The Ingenuity Helicopter safely landed on Mars’ soil. It was mounted within the Perseverance rover, which landed on Mars on February 18. Ingenuity, when attached to Perseverance, uses the rover’s nuclear-powered mechanism to charge itself and remain warm.
After separation, Ingenuity will use its solar panel device installed on top of it to produce solar energy to keep itself warm. The big challenge now is to keep Ingenuity alive during the cold nights on Mars, where temperatures will drop to -130 degrees Fahrenheit.
While Ingenuity is equipped with its heater, It is to be seen if it is up to the challenge says NASA’s chief engineer for the Mars project.
It will take off for the first time on April 11th. The results of that test will be available to the public on April 12.
The $85 million helicopters is the first to be sent to another planet and will be used to test technology for potential flying vehicles on other worlds.
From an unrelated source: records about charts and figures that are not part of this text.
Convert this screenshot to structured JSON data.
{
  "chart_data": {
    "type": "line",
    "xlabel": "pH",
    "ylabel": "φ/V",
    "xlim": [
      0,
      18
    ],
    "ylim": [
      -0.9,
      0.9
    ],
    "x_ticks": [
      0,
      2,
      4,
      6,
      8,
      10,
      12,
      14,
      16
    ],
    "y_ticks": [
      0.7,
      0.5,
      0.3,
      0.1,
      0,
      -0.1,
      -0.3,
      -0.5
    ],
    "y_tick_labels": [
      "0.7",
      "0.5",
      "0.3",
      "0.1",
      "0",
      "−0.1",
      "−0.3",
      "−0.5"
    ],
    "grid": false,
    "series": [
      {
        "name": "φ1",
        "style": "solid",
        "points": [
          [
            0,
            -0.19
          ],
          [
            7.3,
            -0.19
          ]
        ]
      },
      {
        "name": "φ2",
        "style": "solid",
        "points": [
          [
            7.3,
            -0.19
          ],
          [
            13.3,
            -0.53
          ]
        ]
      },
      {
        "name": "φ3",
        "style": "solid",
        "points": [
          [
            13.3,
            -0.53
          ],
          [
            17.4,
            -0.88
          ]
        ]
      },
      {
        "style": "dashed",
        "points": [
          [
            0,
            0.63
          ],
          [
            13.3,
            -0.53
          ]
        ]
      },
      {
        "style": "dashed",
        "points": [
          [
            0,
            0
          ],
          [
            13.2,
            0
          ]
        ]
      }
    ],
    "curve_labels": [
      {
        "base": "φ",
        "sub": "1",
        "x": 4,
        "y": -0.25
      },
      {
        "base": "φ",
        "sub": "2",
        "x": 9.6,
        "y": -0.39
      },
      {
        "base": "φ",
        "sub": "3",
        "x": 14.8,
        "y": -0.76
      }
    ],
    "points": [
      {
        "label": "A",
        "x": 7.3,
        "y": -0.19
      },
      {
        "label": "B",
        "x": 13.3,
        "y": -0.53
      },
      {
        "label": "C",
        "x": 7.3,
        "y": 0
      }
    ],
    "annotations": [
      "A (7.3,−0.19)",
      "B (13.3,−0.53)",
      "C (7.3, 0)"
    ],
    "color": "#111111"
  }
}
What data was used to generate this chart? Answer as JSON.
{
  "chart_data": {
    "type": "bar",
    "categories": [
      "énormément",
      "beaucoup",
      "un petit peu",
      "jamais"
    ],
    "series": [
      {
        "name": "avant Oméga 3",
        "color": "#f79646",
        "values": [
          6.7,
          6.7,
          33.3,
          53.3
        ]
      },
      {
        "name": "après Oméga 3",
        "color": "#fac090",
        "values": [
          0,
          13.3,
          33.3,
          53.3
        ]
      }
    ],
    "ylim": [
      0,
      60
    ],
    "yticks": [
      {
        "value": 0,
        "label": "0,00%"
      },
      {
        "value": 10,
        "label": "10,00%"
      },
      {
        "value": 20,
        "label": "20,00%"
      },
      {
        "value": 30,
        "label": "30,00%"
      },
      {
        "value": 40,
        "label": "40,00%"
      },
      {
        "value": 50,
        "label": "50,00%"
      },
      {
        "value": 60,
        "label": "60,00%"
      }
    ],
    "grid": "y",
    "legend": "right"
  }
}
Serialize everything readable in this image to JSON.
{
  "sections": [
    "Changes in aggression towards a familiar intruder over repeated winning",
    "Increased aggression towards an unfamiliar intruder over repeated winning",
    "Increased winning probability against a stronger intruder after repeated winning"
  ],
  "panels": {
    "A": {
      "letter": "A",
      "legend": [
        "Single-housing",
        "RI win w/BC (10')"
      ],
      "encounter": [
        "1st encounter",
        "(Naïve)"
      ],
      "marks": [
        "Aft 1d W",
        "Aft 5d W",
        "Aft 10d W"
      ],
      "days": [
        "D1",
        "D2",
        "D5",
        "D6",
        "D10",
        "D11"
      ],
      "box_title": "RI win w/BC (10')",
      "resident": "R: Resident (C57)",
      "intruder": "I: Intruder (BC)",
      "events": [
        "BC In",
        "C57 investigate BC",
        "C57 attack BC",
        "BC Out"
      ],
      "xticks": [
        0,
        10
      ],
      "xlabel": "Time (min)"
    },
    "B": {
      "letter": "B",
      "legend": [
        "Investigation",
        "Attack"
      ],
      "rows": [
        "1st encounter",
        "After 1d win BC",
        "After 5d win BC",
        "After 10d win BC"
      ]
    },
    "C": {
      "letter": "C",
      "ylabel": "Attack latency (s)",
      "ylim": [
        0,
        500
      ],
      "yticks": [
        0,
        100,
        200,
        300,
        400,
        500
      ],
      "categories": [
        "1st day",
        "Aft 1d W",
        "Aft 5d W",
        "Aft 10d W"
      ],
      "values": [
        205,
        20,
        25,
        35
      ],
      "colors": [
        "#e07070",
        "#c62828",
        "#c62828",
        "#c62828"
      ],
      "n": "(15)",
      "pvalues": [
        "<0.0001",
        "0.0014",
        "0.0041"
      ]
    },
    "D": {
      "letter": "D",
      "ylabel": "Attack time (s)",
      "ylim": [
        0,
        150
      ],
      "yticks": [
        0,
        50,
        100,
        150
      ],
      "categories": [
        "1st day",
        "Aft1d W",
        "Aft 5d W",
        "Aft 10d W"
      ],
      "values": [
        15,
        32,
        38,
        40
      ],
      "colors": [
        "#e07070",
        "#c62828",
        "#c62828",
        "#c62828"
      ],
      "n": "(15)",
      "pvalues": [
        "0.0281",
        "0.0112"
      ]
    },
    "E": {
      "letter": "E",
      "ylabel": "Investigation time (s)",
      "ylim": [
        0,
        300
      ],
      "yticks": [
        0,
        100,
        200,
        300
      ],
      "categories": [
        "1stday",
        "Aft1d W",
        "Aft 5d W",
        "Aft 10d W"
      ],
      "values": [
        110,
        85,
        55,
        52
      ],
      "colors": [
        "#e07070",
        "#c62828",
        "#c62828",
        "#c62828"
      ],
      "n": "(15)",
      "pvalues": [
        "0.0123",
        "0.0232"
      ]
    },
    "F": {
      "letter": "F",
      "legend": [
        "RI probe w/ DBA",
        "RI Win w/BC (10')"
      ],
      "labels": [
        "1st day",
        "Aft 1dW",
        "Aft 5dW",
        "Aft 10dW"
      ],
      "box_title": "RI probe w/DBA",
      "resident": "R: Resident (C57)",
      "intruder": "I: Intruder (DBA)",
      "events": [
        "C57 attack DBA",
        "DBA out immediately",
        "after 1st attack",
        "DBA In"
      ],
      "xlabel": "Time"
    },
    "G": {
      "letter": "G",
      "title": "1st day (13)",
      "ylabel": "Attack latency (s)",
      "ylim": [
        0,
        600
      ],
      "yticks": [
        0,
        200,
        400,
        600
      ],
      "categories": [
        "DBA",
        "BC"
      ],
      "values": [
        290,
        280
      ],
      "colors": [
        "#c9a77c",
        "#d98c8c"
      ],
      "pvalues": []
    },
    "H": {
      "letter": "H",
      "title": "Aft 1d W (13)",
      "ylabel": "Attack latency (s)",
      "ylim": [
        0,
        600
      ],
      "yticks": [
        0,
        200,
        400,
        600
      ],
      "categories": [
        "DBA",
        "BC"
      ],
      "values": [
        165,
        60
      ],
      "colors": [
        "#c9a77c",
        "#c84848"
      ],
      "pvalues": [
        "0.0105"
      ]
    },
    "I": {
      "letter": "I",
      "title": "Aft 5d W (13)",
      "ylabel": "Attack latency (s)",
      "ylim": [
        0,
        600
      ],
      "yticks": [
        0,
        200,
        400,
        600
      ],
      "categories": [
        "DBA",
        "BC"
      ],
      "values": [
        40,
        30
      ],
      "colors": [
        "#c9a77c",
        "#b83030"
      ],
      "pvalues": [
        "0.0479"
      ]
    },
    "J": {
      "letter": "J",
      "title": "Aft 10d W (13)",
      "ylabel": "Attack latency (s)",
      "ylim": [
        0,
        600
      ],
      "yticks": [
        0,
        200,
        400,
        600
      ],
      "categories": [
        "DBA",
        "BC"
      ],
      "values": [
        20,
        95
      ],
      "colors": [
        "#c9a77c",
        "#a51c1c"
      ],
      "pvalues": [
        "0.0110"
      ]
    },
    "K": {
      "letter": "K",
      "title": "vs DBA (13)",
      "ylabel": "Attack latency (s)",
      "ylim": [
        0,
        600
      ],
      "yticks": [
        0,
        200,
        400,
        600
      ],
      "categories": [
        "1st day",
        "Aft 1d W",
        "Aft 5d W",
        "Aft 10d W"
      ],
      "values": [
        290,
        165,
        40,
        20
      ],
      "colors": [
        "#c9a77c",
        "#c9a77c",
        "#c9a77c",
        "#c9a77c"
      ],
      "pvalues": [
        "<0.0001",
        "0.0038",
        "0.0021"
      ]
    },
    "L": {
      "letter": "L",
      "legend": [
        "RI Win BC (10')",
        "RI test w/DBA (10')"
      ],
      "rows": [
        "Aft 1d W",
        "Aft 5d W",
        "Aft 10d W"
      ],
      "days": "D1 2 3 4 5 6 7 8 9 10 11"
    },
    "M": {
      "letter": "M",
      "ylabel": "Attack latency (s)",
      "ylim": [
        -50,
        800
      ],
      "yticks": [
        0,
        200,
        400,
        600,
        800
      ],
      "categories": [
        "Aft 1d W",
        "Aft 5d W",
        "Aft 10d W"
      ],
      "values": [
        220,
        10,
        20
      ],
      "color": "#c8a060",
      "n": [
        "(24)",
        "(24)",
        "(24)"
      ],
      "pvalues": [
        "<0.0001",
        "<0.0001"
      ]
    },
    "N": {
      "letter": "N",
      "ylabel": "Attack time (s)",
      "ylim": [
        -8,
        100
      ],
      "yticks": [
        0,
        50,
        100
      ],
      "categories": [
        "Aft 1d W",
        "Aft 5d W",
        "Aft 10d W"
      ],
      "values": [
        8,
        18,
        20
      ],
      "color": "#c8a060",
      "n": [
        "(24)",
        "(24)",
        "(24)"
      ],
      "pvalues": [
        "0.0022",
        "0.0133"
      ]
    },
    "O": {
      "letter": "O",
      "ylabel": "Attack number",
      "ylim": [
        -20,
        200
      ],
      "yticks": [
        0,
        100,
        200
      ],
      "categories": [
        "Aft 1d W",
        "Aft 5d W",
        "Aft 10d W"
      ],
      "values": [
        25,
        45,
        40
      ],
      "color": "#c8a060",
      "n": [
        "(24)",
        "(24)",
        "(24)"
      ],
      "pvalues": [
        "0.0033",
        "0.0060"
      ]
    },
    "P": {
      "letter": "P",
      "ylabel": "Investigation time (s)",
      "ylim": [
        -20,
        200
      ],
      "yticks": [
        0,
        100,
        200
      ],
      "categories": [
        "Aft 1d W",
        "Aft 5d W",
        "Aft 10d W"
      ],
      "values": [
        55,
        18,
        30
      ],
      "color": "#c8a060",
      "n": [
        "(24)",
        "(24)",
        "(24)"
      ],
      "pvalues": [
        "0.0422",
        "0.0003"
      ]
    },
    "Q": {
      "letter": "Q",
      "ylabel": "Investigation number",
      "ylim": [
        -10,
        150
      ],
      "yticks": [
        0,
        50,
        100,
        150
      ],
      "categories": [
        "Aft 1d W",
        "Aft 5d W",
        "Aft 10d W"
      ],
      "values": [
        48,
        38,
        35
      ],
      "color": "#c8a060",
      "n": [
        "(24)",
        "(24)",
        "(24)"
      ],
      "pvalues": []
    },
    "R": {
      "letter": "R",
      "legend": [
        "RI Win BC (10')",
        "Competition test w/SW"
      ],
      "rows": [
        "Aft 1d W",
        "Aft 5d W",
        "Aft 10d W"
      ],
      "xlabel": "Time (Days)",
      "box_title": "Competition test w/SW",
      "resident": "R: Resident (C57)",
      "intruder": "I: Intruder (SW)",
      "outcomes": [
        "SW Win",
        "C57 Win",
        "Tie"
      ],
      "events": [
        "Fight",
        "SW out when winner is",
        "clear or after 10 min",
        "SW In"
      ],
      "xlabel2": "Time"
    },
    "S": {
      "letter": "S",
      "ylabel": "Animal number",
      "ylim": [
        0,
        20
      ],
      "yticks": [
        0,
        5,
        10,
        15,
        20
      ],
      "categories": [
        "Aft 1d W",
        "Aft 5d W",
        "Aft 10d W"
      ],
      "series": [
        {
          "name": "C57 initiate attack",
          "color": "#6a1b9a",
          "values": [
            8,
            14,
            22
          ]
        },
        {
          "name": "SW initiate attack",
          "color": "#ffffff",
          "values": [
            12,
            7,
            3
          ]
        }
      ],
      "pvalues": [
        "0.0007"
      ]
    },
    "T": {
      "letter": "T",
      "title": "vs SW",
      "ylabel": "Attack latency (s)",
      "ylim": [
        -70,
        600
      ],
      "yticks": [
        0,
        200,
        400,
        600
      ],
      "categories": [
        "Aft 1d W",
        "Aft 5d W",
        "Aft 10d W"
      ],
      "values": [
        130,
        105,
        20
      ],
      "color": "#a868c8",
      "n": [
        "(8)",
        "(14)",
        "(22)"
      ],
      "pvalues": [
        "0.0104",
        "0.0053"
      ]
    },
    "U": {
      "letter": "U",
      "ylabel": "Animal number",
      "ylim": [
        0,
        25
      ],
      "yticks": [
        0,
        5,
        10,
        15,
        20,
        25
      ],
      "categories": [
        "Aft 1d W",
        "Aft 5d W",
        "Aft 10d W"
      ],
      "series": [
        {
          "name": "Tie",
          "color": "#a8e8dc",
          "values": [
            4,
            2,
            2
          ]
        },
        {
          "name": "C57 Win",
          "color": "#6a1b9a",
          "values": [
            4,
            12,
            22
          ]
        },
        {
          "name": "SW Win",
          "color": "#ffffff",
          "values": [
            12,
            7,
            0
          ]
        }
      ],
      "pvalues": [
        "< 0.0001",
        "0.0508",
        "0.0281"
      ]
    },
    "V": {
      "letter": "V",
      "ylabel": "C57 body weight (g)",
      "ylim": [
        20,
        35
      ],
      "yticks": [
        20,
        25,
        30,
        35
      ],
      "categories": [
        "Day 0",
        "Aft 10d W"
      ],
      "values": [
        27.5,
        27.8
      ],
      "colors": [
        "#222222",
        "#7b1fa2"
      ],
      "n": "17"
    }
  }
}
It carries two cameras, both to be used by the Perseverance rover, to record their flights.
Now, what’s Next?
NASA’s team will track temperatures and battery recharge efficiency over the next few days.
If all goes according to plan, further checks would be performed, including unlocking the rotor blades and checking all of the motors and sensors. It will hover for about 20-30 seconds just above the surface before coming to a stop on its maiden flight.
If everything went as per plan, the team will pass on four more tests within a month, each of which will progressively push the limits of distance and altitude. The jet propulsion laboratory’s flight controllers won’t be able to control Ingenuity when it’s in the air.
Owing to substantial gaps in messaging, instructions will be forwarded in advance and the team won’t know how the flight has been until its completion. It can decide for itself how to fly and keep warm.